- exploiting one's position within a hierarchy to secure unwarranted advantages and benefits (e.g. massive corporate bonuses);
- abusing a position of power ;
- using rank as a shield to get away with insulting or humiliating others with impunity;
- using rank to maintain a position of power long after it can be justified;
- exporting the rank achieved in one sphere of activity to claim superior value as a person;
- exploiting rank that is illegitimately acquired or held (as in situations resting on specious distinctions of social rank, such as racism, sexism, or classism).
Of course, rankism can still have challenging side effects, such as when the player's needs dominate those of the characters. While your average high ranked character shouldn't be throwing themselves into harm's way, generally most players will be motivated to do exactly that and therefore those characters with rank get to go out on all the missions, know all of the in-game secrets required to find those missions and otherwise be able to get to do all of the exciting grunt work on top of being in charge of all the wheeling and dealing. This can lead to those at the bottom of the hierarchy to miss out entirely on nearly every aspect of the game which leads to a poorer game for them.
On the other hand, if rankism is played in-game as it would be in real life with those of higher ranked holding executive control and managerial oversight, then rankism can work out quite well, with players of more action-oriented 'grunts' enjoying their side of the game while griping about the arrogance of the wheeler dealers who dominate in the political, social and potentially intellectual sides of the game.
Unfortunately this form of rankism generally isn't very common because players naturally don't want to limit themselves to only one half of the experience. Such players also may not realise (though some do), that their in character rank is allowing them to dominate the game to such an extent, especially if they don't sit back and think about their choice's repercussions.
In games where higher ranked characters also have more experience points (such as due to a vampire's age), those players are doubly encouraged to do everything themselves as they are better positioned to succeed.
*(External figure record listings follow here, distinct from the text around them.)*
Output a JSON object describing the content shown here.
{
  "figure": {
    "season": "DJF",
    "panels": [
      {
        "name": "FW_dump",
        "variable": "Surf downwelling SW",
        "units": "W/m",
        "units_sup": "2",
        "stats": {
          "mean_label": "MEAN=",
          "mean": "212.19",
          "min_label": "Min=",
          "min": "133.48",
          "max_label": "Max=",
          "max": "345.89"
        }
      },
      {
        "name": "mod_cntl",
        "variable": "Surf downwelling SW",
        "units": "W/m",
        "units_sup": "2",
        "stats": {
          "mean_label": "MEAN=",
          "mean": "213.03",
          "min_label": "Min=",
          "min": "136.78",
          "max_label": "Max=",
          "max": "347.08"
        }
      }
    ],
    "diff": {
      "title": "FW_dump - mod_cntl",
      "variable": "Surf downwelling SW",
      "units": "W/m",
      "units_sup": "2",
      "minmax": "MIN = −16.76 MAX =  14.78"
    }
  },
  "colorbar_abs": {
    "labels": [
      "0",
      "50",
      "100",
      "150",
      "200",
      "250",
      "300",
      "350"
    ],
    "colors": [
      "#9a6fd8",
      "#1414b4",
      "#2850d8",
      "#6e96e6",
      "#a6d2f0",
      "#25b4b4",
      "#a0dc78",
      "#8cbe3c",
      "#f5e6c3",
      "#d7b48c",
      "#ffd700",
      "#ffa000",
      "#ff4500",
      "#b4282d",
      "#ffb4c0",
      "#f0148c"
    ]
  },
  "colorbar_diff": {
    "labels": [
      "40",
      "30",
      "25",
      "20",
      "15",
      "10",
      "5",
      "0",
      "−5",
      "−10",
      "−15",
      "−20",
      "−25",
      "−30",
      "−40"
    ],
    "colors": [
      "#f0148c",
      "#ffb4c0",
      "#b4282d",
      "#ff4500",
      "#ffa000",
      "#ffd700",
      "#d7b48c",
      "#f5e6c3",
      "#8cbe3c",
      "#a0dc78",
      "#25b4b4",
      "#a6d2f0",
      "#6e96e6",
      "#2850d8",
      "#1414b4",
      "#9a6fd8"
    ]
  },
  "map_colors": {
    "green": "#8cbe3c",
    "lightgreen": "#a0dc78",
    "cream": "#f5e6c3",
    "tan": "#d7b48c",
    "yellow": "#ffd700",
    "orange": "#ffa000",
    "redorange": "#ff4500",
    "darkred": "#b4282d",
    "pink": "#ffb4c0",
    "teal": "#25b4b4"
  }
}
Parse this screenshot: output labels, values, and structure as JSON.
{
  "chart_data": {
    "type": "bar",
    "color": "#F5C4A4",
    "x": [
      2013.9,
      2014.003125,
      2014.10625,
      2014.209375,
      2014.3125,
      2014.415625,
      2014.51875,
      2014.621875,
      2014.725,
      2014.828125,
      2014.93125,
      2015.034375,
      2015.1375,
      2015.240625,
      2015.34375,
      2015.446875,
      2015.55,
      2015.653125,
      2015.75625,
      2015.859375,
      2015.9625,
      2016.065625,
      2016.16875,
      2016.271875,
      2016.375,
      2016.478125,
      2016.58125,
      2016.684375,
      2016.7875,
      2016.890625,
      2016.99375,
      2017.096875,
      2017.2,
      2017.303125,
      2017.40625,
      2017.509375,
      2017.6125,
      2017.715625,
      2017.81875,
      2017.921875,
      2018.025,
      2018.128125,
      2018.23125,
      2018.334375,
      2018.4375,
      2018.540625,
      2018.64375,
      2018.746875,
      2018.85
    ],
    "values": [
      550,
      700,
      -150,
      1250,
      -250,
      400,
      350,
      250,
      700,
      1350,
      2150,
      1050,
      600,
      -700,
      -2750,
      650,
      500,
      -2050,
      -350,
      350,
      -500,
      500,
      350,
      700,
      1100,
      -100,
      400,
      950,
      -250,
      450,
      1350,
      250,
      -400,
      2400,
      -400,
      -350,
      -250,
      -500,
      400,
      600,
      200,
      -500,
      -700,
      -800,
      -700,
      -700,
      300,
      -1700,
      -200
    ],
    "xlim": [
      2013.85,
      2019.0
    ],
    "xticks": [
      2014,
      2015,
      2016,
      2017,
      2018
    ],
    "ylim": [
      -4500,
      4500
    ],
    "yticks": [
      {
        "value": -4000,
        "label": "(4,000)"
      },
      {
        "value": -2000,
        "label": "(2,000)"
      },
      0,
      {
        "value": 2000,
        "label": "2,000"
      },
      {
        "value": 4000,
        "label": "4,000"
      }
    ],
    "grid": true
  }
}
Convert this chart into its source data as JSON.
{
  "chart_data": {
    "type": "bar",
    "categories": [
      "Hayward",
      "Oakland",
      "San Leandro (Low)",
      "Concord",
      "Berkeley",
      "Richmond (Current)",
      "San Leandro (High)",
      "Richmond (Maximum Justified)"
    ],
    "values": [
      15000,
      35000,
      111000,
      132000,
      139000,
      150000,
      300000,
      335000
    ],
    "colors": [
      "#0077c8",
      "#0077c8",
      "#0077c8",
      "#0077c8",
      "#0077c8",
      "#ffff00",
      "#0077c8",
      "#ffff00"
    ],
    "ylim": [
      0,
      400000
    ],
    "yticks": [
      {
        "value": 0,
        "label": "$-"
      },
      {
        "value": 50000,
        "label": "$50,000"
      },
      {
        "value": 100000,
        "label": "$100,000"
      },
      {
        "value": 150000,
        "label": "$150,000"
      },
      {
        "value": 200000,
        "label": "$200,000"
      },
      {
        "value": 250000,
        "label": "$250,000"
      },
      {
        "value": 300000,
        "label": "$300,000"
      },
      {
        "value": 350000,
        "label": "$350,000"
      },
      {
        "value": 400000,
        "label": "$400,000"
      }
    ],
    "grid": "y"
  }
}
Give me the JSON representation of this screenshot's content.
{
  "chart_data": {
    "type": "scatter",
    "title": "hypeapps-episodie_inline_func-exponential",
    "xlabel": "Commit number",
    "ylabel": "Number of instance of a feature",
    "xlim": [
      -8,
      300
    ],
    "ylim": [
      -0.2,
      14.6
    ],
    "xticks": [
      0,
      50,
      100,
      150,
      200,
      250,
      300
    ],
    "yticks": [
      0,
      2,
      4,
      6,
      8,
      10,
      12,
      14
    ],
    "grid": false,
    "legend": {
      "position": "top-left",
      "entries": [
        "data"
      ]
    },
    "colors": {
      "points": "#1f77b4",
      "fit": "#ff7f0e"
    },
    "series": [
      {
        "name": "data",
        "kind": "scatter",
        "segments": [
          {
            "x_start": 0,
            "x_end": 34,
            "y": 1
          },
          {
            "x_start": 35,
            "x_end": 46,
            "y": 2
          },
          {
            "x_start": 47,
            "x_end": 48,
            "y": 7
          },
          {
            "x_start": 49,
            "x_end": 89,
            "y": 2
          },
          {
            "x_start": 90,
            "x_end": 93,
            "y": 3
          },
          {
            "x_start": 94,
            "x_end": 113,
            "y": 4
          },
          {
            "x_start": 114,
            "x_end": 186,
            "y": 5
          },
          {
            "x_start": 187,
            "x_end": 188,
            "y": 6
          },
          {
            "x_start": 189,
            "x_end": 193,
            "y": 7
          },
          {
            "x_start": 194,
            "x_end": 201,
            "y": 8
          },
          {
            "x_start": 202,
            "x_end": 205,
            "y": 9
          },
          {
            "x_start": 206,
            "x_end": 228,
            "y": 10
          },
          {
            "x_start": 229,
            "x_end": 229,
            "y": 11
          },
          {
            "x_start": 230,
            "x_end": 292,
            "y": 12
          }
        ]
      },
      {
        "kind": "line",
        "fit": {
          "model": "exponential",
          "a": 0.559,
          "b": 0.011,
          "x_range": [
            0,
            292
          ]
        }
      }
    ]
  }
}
It may even seem like a foolish, selfish and cruel thing, to send weaker novices in their place against a dangerous enemy. Most games have a canonical reason why they should send the novices (i.e. vampires selfishly protect their own unlives at all costs) but this can be more easily ignored when a player's own enjoyment is at stake.
This isn't to say that most players actively seek to push others out of the game, or even that they are indifferent to such effects, more that sufficient temptation can make self-justifying bastards out of us all, especially if no one has pointed out the risks to us in the first place. Therefore in a PvP LARP it is important to ground such status *in* sticking to your own purview and providing IC and OOC checks against single players being able to do all things all the time while simultaneously preventing other player's access.
The easier we make it for players to know what they should be doing, remember what they should be doing, and rewarding them for doing what they should be doing, the better off the game will be. And by "we", I mean all of us ... players, cast, crew, GMs and organisers included.